Printer's shop, newspaper press – around 1820

The wars of liberation aroused the desire in Germans for national unity and political participation. The middle-classes and students' fraternities were all in favour. The Prussian government reacted severely to such bourgeois-revolutionary tendencies. Memories of the French revolution were still too fresh. In March 1819 the murder of the author Kotzebue by a student provided the reactionary powers with an opportunity to crack down on critics of the ruling system of society. Freedom of speech was repressed. Censorship of books and the press, the banning of unions and assembly were the order of the day. In Koblenz the publicist and newpaper publisher Joseph Görres was silenced.

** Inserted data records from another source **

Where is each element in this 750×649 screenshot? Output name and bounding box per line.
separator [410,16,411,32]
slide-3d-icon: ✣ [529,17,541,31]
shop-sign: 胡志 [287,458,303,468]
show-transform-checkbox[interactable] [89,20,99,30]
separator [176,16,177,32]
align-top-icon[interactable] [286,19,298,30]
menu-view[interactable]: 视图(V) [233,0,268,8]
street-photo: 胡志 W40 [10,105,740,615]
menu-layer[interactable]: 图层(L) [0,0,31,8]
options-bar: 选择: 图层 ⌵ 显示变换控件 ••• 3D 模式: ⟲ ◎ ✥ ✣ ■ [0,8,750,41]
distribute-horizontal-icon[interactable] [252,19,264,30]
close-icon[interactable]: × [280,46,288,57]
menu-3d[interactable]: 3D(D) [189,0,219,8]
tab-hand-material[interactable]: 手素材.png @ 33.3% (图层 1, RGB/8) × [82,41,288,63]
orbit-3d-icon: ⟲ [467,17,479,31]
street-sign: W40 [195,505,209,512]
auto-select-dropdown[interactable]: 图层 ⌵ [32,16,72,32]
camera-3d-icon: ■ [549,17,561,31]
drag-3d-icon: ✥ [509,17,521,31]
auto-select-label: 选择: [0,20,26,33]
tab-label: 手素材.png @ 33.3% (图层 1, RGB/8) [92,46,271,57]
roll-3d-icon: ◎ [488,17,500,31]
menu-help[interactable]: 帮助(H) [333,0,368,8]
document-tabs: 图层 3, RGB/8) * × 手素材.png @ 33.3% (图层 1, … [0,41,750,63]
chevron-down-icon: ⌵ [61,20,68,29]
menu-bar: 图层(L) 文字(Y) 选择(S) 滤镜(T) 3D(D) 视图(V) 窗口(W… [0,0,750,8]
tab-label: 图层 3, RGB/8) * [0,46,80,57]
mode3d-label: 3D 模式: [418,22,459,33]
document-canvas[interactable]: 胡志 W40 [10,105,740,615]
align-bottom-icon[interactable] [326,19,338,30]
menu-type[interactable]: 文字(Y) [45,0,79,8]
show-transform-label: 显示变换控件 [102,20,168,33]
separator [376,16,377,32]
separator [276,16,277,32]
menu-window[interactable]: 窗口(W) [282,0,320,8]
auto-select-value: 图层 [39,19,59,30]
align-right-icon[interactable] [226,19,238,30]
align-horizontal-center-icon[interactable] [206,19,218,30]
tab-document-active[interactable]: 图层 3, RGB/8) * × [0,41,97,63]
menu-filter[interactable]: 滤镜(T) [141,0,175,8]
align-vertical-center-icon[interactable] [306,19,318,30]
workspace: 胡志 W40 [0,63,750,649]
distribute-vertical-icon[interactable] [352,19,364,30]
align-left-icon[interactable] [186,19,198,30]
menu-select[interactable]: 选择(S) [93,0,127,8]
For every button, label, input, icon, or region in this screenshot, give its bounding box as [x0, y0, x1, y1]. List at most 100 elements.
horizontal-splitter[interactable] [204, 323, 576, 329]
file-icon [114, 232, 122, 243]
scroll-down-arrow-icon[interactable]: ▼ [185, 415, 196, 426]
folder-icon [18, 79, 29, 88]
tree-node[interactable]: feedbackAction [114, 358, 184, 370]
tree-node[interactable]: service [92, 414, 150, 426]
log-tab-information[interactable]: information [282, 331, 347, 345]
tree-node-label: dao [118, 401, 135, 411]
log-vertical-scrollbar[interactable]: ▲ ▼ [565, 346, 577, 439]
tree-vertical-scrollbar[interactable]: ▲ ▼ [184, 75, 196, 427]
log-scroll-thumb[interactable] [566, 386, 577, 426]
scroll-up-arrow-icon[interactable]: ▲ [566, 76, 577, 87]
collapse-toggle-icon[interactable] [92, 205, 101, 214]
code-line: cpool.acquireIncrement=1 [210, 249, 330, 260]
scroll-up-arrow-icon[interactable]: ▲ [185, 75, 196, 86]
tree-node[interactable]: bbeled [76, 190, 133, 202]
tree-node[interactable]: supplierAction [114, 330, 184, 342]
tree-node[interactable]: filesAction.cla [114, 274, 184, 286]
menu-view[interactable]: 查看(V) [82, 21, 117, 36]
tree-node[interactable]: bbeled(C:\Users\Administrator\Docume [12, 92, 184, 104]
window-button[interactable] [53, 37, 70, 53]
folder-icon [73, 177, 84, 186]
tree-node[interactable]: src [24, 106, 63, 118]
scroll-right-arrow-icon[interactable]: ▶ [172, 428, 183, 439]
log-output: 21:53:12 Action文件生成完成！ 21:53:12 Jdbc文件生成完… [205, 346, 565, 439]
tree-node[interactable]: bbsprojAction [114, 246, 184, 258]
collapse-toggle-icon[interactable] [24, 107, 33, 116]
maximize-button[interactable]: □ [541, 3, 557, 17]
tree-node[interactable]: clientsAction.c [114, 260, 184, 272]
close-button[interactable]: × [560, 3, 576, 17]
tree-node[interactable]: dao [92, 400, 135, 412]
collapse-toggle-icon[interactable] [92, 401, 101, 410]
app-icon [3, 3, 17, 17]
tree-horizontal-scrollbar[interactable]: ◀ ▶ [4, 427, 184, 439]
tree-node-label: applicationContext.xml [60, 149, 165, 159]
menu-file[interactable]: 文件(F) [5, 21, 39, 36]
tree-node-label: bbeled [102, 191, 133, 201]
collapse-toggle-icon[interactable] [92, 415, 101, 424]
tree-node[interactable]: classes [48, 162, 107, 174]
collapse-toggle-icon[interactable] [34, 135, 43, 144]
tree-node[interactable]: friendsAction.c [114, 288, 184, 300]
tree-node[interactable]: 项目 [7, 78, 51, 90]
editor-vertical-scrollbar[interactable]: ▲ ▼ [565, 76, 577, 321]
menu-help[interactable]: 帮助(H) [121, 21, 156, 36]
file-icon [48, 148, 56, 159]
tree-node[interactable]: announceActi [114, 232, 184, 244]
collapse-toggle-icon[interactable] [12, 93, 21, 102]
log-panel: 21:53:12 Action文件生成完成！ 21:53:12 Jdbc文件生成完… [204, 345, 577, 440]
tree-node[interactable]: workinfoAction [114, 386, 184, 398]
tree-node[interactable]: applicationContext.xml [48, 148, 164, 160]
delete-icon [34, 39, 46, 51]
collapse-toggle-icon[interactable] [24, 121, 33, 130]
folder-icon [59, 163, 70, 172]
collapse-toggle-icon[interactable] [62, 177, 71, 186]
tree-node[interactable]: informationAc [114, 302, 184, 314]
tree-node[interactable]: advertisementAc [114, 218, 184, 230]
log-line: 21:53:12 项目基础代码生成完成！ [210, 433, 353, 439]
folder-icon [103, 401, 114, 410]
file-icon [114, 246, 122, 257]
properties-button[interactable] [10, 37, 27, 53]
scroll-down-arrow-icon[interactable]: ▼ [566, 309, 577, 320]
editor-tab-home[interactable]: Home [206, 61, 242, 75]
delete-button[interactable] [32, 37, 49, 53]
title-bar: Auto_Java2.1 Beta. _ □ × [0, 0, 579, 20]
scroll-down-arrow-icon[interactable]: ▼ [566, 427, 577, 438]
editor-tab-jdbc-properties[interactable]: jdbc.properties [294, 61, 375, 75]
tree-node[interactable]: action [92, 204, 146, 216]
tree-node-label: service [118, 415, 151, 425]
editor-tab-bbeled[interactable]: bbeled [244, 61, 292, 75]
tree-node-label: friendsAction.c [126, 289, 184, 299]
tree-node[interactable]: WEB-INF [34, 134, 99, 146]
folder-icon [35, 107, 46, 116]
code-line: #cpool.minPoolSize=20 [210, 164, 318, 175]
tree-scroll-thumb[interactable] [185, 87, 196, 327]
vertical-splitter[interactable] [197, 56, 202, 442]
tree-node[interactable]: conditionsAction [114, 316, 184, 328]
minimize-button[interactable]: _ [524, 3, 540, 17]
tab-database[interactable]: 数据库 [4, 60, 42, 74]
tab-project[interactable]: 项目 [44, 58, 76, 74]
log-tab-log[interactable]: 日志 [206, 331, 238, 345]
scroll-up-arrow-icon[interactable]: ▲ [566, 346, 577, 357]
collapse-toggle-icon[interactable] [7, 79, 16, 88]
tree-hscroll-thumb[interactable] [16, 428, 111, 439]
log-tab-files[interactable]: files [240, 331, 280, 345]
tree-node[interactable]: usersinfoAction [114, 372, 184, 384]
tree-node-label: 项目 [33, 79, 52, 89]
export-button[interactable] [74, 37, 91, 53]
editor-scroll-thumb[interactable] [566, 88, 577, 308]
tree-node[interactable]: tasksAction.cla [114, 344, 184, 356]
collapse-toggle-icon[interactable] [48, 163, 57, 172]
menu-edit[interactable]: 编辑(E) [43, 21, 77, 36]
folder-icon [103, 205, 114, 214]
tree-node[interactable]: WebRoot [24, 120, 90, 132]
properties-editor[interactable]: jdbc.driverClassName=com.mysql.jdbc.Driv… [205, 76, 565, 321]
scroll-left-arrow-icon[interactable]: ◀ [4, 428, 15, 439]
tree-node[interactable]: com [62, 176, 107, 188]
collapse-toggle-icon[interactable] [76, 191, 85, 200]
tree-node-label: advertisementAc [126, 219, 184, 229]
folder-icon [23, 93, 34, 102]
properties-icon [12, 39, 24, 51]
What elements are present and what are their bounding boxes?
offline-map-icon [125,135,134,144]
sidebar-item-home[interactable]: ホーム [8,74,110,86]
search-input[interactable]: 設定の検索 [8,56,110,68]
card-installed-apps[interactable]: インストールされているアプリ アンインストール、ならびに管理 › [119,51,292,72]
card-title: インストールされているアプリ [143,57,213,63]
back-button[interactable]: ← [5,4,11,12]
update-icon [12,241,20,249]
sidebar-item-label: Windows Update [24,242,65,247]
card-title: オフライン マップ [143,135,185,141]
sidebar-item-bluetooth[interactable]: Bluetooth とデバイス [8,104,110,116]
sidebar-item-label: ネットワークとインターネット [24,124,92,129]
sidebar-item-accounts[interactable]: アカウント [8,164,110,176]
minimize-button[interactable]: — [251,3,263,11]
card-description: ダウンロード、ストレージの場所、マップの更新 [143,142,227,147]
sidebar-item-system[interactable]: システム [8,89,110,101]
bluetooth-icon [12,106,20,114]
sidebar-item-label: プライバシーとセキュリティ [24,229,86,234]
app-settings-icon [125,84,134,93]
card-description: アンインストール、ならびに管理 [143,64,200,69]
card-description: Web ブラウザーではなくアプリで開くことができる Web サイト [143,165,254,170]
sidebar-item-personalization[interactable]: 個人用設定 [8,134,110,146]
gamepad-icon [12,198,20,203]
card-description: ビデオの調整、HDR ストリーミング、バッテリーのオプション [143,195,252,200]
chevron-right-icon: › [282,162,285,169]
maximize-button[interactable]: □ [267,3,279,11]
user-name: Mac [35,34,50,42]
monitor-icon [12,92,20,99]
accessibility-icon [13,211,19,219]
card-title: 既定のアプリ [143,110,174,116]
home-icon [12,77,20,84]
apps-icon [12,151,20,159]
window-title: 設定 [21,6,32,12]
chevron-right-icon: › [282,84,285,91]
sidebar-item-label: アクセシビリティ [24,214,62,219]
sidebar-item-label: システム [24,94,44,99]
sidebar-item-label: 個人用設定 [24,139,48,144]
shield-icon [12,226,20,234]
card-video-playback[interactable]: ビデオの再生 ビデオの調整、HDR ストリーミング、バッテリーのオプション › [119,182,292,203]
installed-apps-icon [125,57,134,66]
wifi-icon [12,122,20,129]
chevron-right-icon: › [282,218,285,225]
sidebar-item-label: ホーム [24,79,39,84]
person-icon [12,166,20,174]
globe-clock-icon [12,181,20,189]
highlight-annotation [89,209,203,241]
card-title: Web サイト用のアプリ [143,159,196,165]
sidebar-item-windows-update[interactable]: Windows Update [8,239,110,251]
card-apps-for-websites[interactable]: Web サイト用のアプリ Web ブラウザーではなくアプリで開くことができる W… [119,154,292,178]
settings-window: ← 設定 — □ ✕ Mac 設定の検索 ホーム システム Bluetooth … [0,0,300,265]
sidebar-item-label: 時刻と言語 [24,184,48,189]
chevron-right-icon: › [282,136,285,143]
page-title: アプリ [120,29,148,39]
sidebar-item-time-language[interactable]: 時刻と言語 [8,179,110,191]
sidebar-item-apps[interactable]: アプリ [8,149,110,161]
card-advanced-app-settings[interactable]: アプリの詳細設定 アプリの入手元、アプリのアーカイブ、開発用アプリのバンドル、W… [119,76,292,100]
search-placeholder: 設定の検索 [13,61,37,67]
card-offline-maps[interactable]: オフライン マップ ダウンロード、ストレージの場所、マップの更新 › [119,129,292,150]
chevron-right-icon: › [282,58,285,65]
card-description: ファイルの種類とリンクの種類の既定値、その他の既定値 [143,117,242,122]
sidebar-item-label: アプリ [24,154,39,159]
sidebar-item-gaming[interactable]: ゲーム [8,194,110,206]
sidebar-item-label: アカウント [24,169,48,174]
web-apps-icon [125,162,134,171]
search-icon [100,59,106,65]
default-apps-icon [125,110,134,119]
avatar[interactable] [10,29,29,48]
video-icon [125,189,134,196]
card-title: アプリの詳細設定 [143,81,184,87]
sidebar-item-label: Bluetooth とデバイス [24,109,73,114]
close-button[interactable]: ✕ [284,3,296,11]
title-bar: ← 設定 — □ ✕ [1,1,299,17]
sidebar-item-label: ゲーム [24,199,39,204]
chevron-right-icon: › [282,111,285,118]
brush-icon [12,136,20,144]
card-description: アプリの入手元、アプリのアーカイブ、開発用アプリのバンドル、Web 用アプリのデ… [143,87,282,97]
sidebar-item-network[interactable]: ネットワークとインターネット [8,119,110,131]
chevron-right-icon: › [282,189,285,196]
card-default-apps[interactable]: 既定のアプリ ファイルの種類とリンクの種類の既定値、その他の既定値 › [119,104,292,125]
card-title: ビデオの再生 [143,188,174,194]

He reported what happened to him and his "Rheinischer Merkur" newspaper:
"..two directives were sent to the then General Governor Sack, to restrict the paper and put it in fetters… (When) the publisher, referring to a declaration of the ruling State Chancellor, steadfastly rejected any censorship, this was interpreted as evidence of opposition to the king. The king felt obliged to issue a restraining order. This directive from the highest quarter appeared in Berlin newspapers in the words: "the continuation of the Rheinischer Merkur, published in Koblenz, has been forbidden in future by order of the highest authority."
(Görres, Joseph: In Sachen der Rheinprovinzen und in eigener Angelegenheit, Stuttgart 1825, S. 29f.)